Sunday, August 02, 2015

Where The River Meets the Sea

Many years ago, William explained to me the true meaning of nostalgic, and it didn't seem right when he explained that it's not just happy memories, sentimental thoughts, but an anxiety, an ache, pain. I recalled, this academic summary, the clinical description of deep homesickness, sitting on the bank of this little river, the dappled light streaming through clouds and redwood trees, I felt it, and knew better than ever before what nostalgia is. Extinguished campfires still smoked lightly, and I could smell my abuela's kitchen, the smoke and tortillas, wood burning, flour with lard and water, cool tile floors, earthen walls, sunlight in the lime tree... it's a fragrance that caught my breath. What is that smell of home doing in this canyon, in this place where the river meets the sea?

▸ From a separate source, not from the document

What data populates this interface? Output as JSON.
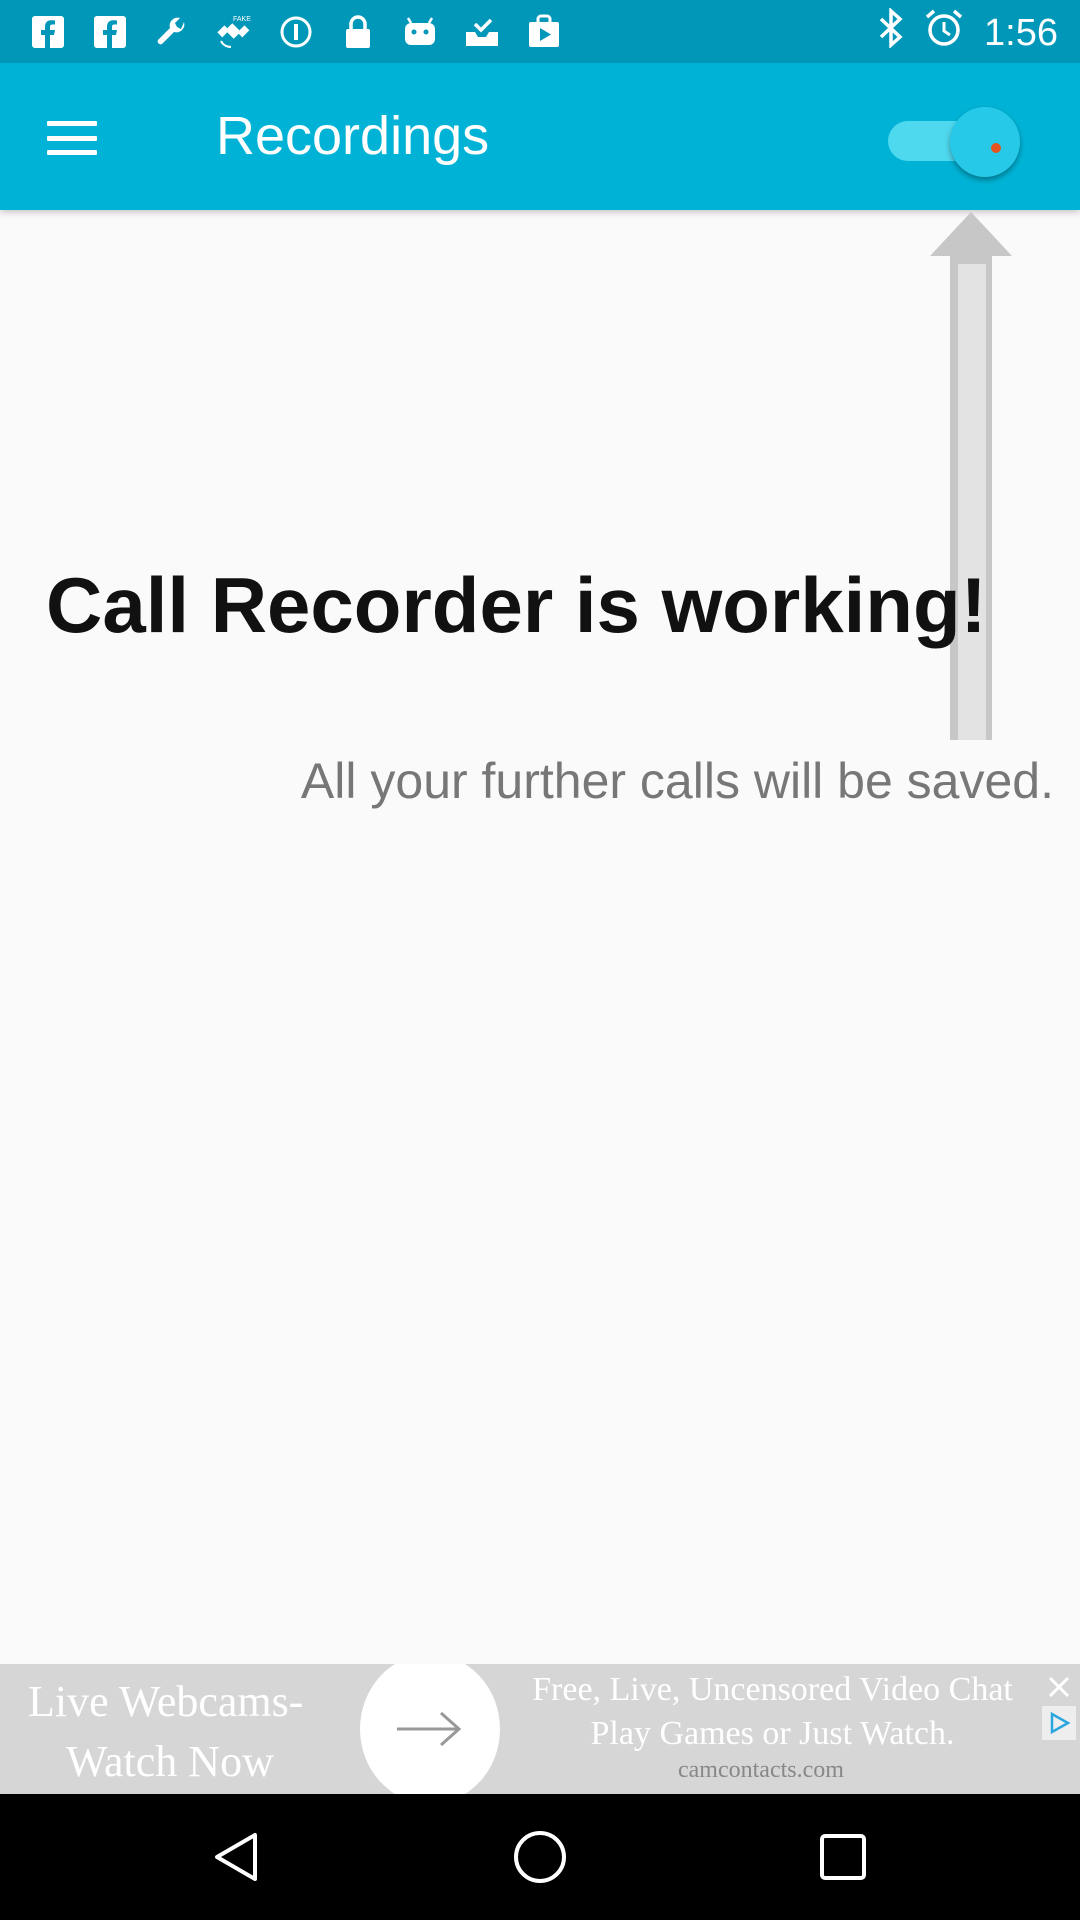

And why does it make my heart ache to think of places and sensations that I cannot access at will, may never return to, or know as I knew them before? And how can a very favorite place, a place that restores me, lifts me, make me feel deeply sad, long for intangible moments? Nostalgia. Just how William explained it to me. It must be true... we are stardust, or how else can we feel connected to places and moments seemingly detached?


  1. It's the mix of pain and joy that we carry with us; memory, the past, the moment to pause where we are yet surrounded by where we have been...

    1. Jennifer, thank you. It's a treat getting any comments, but when I hear from a friend, and can engage in a dialogue, then I am especially thankful.

  2. I'm not sure if I've told you how much staying power your posts, your writing, can have. This one has been turning around and around in my mind. It's been so close to me, I was shocked to discover it was posted 10 days ago! It feels like I just read it yesterday or day before yesterday at most.

    This is some beautiful writing, Natalie. And the sentiment is poignant. Thank you for sharing your emotions and thoughts!